Besieged New Zealand Super Fund decides to stick with Israeli white phosphorus maker

Major responsible investor’s office invaded by protesters

The $26.1bn (€16.6bn) New Zealand Superannuation Fund – whose offices were picketed by protestors today – says it will stick with its NZ$900,000 investment in white phosphorous maker Israel Chemicals.

The fund has been under political pressure to divest its holdings, with opposition Labour defence spokesman David Shearer saying it should “immediately divest” its holding in the Tel Aviv-based firm. But NZ Super Chief Executive Adrian Orr said the fund had reviewed its holding in the firm but had found no grounds for exclusion.
The fund said: “White phosphorus has many beneficial uses. It is also has legal, and widespread, military use as a smoke screen. However, its use as a weapon against civilians is illegal.” It added that Israel Chemicals supplies white phosphorus to the US States Defence Force, which supplies arms to the Israel military.
“We have no evidence that Israel Chemicals’ product – or any white phosphorus – has been used against civilians in the recent Gaza conflict,” Orr said. “Our analysis suggests Israel Chemicals operates within national and international laws, and conventions New Zealand has signed.”
The fund’s statement comes as the New Zealand Herald reported that almost 100 protesters demonstrated outside the fund’s offices in Auckland, with six managing to chain themselves to the front desk.Addressing suggestions that the fund should divest from all armaments companies, Orr said its divestment decisions were based on Government and international policy.
“Our role is not to make government policy, or domestic or global political decisions,” Orr wrote in a recent opinion piece (Investing as a responsible member of the world community). He went on: “Inevitably, there will be those who disagree. For example, some people define responsible investment differently, such as wanting to exclude companies involved in gambling and alcohol, both activities that are legal in New Zealand.”
Meanwhile, ABP, the €325bn Dutch civil service scheme has said its board is set to discuss its €68m holdings in three Israeli banks (Bank Hapoalim, Bank Leumi and Bank Mizrahi Tafahot) at the end of August. Vice Chairman Cees de Veer also said in an interview with financial daily FD that the fund has accepted an invitation from campaign group Avaaz to discuss the issue at the end of September.

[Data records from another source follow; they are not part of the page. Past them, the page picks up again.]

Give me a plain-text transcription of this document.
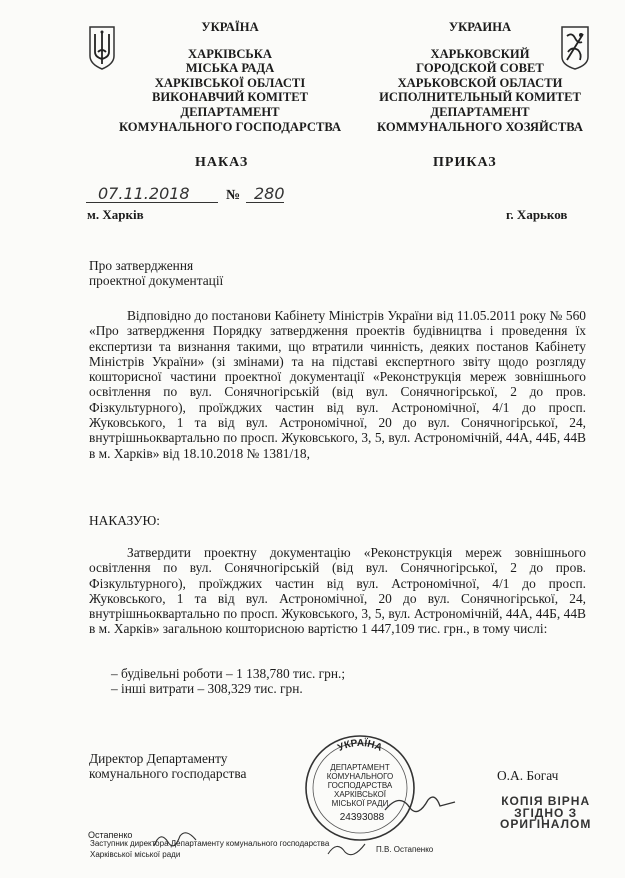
УКРАЇНА
ХАРКІВСЬКА
МІСЬКА РАДА
ХАРКІВСЬКОЇ ОБЛАСТІ
ВИКОНАВЧИЙ КОМІТЕТ
ДЕПАРТАМЕНТ
КОМУНАЛЬНОГО ГОСПОДАРСТВА
УКРАИНА
ХАРЬКОВСКИЙ
ГОРОДСКОЙ СОВЕТ
ХАРЬКОВСКОЙ ОБЛАСТИ
ИСПОЛНИТЕЛЬНЫЙ КОМИТЕТ
ДЕПАРТАМЕНТ
КОММУНАЛЬНОГО ХОЗЯЙСТВА
НАКАЗ	ПРИКАЗ
07.11.2018	№ 280
м. Харків	г. Харьков
Про затвердження
проектної документації

Відповідно до постанови Кабінету Міністрів України від 11.05.2011 року № 560 «Про затвердження Порядку затвердження проектів будівництва і проведення їх експертизи та визнання такими, що втратили чинність, деяких постанов Кабінету Міністрів України» (зі змінами) та на підставі експертного звіту щодо розгляду кошторисної частини проектної документації «Реконструкція мереж зовнішнього освітлення по вул. Сонячногірській (від вул. Сонячногірської, 2 до пров. Фізкультурного), проїжджих частин від вул. Астрономічної, 4/1 до просп. Жуковського, 1 та від вул. Астрономічної, 20 до вул. Сонячногірської, 24, внутрішньоквартально по просп. Жуковського, 3, 5, вул. Астрономічній, 44А, 44Б, 44В в м. Харків» від 18.10.2018 № 1381/18,

НАКАЗУЮ:

Затвердити проектну документацію «Реконструкція мереж зовнішнього освітлення по вул. Сонячногірській (від вул. Сонячногірської, 2 до пров. Фізкультурного), проїжджих частин від вул. Астрономічної, 4/1 до просп. Жуковського, 1 та від вул. Астрономічної, 20 до вул. Сонячногірської, 24, внутрішньоквартально по просп. Жуковського, 3, 5, вул. Астрономічній, 44А, 44Б, 44В в м. Харків» загальною кошторисною вартістю 1 447,109 тис. грн., в тому числі:

– будівельні роботи – 1 138,780 тис. грн.;
– інші витрати – 308,329 тис. грн.
Директор Департаменту
комунального господарства	О.А. Богач
УКРАЇНА
ДЕПАРТАМЕНТ
КОМУНАЛЬНОГО
ГОСПОДАРСТВА
ХАРКІВСЬКОЇ
МІСЬКОЇ РАДИ
24393088
КОПІЯ ВІРНА
ЗГІДНО З
ОРИГІНАЛОМ
Остапенко
Заступник директора Департаменту комунального господарства
Харківської міської ради
П.В. Остапенко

Following peer investor PFZW’s controversial divestment of five Israeli banks – over their role in financing settlements in the West bank – that was announced in January, ABP had said it does not think the banks are in breach of international law. De Veer said ABP has not been able to establish if the banks are violating human rights and that they just facilitate payments in the occupied territories.